You think by now that I would be used to this pattern. It's not like I haven't been through this before. Work will be busy, and I'll be contentedly trucking along - days full of spreadsheets and evenings full of YA novels. Maybe I'll be planning for something exciting, say a trip to Puerto Rico. Either way, I'm satisfied with my small, small life in this big, big world.
And then something happens. Usually my workload will diminish (my work is very cyclical, and the middle of a non-quarter end month is our slow time), and I get bored. Sometimes, I'll read an article or book about a person that achieved greatness. Or maybe I just spend too much time thinking. Either way, I start to get itchy.
I want to do something new. I want to move. I want change. I want to make a big splash. I feel like singing Belle's in The Beauty and the Beast: "there must be more to this provincial life!" Why am I not working my way towards being COO of a major tech company or towards working with the Secretary of State? Why don't I have my PhD? Why don't I have my master's? Why don't I have a job I'm passionate about? Is this really all there is to life? Work, chores, a smidge of fun, repeat? I want to do something grand. But what?
I know - it's all smoke and mirrors. I can't compare myself to others, and I can't build my happiness on external aspects of life. Sigh...don't mind me. This is just a combination of the never-ending winter blues and Monday ennui.

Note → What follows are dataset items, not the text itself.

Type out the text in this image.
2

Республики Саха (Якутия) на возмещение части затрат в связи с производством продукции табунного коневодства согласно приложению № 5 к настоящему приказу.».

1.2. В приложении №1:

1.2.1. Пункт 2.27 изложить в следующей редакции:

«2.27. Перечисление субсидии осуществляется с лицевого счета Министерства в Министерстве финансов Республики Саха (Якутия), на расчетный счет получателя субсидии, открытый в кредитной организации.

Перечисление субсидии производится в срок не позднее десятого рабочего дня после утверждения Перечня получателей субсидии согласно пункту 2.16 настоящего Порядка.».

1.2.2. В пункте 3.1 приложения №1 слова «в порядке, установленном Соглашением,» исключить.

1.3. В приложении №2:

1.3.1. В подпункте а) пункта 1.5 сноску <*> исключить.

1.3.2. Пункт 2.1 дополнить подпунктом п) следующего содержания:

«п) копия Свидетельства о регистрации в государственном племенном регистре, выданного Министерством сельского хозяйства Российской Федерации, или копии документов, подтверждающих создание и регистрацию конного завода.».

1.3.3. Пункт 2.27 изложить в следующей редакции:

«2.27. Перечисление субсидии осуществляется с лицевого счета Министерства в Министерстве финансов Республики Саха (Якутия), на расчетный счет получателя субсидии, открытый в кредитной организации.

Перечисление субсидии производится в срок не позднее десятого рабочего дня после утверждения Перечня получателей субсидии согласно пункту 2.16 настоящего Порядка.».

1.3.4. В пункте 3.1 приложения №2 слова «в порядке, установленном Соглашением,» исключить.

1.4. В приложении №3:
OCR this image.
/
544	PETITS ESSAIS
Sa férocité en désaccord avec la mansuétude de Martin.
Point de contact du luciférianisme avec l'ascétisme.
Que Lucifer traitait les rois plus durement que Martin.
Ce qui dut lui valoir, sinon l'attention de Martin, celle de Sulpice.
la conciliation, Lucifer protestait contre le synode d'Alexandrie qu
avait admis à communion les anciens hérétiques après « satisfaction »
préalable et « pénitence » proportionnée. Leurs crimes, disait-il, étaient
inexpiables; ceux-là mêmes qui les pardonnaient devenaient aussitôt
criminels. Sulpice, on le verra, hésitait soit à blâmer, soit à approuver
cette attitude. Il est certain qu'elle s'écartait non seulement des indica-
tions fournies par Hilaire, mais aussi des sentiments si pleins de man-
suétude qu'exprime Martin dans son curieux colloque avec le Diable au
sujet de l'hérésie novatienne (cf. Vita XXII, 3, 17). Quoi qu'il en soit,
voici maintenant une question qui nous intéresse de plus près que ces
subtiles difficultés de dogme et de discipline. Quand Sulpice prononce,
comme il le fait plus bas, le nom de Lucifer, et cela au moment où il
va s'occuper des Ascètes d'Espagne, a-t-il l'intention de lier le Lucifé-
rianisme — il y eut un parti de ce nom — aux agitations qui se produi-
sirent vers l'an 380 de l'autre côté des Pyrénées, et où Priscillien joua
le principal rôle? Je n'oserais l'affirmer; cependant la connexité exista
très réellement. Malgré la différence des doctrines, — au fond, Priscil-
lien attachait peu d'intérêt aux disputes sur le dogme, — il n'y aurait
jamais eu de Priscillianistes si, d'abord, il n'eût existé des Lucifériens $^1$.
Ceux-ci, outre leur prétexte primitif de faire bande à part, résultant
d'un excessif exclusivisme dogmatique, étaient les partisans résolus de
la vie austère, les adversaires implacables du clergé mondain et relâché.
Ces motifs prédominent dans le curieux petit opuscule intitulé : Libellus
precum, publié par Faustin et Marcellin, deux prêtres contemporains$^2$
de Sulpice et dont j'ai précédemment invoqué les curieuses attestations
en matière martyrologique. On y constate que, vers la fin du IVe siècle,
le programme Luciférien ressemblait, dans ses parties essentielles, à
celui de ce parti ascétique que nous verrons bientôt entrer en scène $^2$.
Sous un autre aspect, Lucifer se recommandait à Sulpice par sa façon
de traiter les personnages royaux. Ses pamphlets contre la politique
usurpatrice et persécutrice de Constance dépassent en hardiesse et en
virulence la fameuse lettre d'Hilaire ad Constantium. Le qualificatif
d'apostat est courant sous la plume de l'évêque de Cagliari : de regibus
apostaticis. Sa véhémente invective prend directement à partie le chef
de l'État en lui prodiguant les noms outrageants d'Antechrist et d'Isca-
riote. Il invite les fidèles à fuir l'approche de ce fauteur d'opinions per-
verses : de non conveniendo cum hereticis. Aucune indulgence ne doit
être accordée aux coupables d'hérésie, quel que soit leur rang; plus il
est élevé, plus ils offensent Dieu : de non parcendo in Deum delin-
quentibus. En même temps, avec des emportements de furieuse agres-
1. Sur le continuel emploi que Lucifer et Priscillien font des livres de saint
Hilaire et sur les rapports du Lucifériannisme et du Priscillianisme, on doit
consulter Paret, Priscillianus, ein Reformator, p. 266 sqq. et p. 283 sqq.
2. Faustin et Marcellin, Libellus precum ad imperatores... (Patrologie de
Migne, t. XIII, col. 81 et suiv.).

In fact, I hate change. It's a running joke in my family how much I hate change (I was the only one to cry about my family moving Alabama to Massachusetts, even though I wasn't even living at home). Right now, it's easy for me to desire change in my comfortable life.
But really, is there more than this provincial life?
P.S. Spencer says that it's ridiculous to say my life is provincial when I live in New York City. I say, I have ennui. I can call my life whatever I want.